More than 200 medications are considered ototoxic, meaning they can damage the inner ear and produce tinnitus, dizziness, or hearing loss. The risk varies widely depending on the drug, the dose, and how long you take it.

  • Aspirin and related pain relievers: High doses of aspirin are one of the most common over-the-counter culprits. The ringing typically fades when you reduce the dose.
  • Certain antibiotics: A class of antibiotics called aminoglycosides, often given intravenously for serious infections, carries a well-known risk of inner ear damage.
  • Water pills (loop diuretics): These are prescribed for high blood pressure and heart failure. At high doses, they can cause temporary or sometimes lasting ear symptoms.
  • Chemotherapy drugs: Platinum-based chemotherapy agents are among the most ototoxic medications in use. Hearing is often monitored during treatment for this reason.
  • Quinine: Used to treat malaria, quinine can cause ringing, dizziness, and temporary hearing loss at therapeutic doses.

If your symptoms started or worsened after beginning a new medication, that timing is an important clue to share with your prescriber. In many cases, symptoms improve when the drug is stopped or the dose is adjusted.

Anxiety and Stress

Anxiety doesn’t directly damage the inner ear, but it can amplify both tinnitus and dizziness through several pathways. During high anxiety or a panic attack, a surge of adrenaline raises your heart rate and blood pressure, which can worsen vertigo. Muscle tension in the neck and shoulders, common during chronic stress, restricts blood flow to the inner ear and brain, contributing to feelings of unsteadiness.

Hyperventilation is another piece of the puzzle. Rapid, deep breathing during anxiety lowers carbon dioxide levels in the blood, which narrows blood vessels and reduces oxygen delivery to the brain. The result is lightheadedness that can trigger or intensify existing dizziness. Meanwhile, stress makes the brain more attuned to internal signals like tinnitus, so ringing that might otherwise fade into the background becomes impossible to ignore. This creates a feedback loop where anxiety makes symptoms louder, and louder symptoms fuel more anxiety.

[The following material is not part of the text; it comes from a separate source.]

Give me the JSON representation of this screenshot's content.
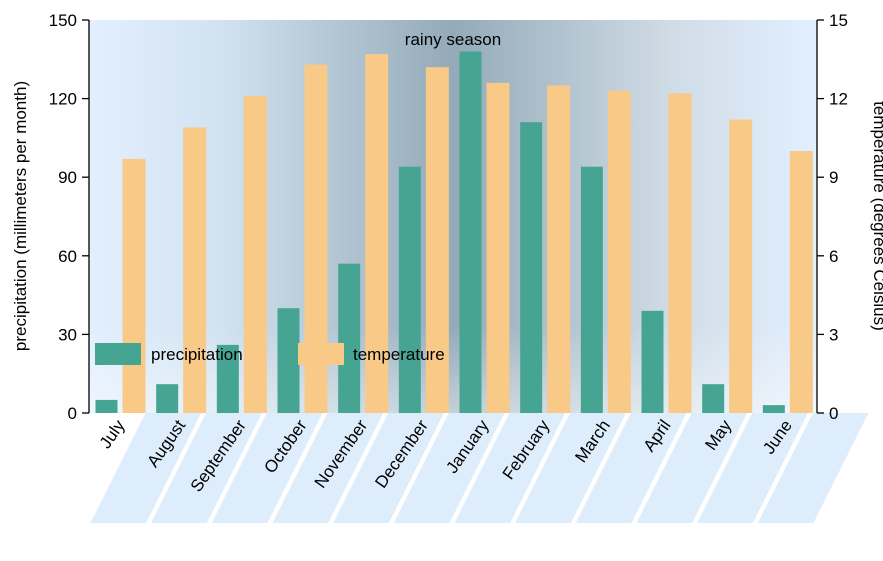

Symptoms That Need Urgent Attention

Most causes of tinnitus and dizziness are manageable and not dangerous, but certain combinations of symptoms signal something more serious. Sudden hearing loss in one ear, especially with new ringing, is considered an ear emergency because early treatment within the first few days can make the difference between recovering hearing and losing it permanently.

Seek immediate care if your dizziness and ringing are accompanied by facial weakness or paralysis on one side, sudden severe vertigo that doesn’t let up, head trauma, or new pulsatile tinnitus (a rhythmic whooshing that matches your heartbeat). These patterns can point to blood vessel problems or other conditions in the brain that require fast evaluation. Intense, nonstop vertigo with vomiting that prevents you from keeping fluids down also warrants a trip to the emergency room, regardless of the suspected cause.